Our study is also the first to use different interfaces for NIV in children. It is well accepted that lack of patient compliance (because of poor tolerance) may compromise the rate of NIV success. We did not notice any major problems with the use of either face mask or helmet and minor reported complications were successfully managed. The use of a new interface—the helmet—is interesting because it overcomes the disadvantages of the face mask while keeping the indications and benefits of true pressure-support ventilation. In adults with hypoxemic respiratory failure the helmet has been demonstrated to be as efficient as the face mask but with significantly fewer complications [4, 11, 20] despite a long length of NIV administration. Our current findings are fully consistent with the positive results described for our first published pediatric series.

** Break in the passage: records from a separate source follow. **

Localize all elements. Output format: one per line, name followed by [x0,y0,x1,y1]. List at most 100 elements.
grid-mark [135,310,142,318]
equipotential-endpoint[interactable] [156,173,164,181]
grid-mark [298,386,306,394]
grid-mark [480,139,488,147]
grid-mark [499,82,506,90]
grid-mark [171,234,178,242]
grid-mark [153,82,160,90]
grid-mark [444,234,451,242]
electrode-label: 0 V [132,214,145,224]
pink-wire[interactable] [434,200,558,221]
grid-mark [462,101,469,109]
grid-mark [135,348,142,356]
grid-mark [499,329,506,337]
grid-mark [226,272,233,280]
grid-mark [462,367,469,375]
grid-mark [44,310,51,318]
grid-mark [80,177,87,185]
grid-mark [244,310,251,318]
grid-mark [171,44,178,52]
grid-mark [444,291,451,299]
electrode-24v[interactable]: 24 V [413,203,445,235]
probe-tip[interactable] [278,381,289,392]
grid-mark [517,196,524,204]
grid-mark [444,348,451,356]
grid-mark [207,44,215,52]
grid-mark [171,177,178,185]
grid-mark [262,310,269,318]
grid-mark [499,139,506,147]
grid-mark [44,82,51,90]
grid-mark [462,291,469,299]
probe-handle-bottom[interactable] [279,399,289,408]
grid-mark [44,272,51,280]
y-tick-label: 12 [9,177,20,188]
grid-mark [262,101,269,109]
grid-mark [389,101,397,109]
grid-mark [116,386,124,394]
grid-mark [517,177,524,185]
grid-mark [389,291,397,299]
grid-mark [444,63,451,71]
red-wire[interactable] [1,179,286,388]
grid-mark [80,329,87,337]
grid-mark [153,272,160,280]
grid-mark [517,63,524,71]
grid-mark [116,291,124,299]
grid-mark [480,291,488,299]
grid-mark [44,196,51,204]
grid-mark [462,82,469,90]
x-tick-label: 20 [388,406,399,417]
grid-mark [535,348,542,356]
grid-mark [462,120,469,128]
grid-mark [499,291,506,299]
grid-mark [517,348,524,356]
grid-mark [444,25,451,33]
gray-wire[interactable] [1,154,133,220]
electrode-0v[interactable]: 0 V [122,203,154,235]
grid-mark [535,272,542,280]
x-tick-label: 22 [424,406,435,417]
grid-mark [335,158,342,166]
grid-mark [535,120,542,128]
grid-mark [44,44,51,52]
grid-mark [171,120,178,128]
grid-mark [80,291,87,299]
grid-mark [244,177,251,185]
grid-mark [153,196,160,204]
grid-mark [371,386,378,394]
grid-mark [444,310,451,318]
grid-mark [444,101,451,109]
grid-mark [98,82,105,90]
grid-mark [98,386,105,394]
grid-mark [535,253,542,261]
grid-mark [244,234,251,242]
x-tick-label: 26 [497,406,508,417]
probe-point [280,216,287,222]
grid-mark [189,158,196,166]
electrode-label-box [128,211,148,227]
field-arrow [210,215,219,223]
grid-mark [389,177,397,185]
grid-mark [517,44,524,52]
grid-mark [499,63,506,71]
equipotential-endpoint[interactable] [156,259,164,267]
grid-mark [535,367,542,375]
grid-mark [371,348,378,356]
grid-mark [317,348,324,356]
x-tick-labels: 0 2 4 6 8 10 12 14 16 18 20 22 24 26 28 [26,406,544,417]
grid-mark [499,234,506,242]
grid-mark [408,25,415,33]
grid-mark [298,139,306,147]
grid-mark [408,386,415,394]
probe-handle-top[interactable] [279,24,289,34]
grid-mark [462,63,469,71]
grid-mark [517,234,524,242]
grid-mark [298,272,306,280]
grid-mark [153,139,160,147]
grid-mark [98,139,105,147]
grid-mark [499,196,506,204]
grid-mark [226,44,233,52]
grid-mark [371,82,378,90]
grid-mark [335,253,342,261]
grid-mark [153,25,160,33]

We acknowledge several study limitations. First, being a monocentric feasibility study our study lacked a control arm. As stated above, our data should therefore be regarded as a basis for a future randomized, controlled trial to confirm the usefulness of NIV in this population. Second, our results have been obtained in an NIV-oriented PICU with large specific experience. This may impair comparisons with other ICU and affect reproducibility in other settings. Therefore a specific multicenter controlled study is again warranted.

In conclusion, our study, given the absence of large RCT on this topic and the unreliability of historical controls, suggests that NIV is feasible in pediatric immunocompromised patients with ARDS and indicates that trials should be conducted as soon as possible. Because the positive response may be early, a short NIV trial can be used to verify the usefulness of the technique. The objectives of our future work will be further confirmation of the usefulness of NIV and the definition of predictors of its success in a controlled study.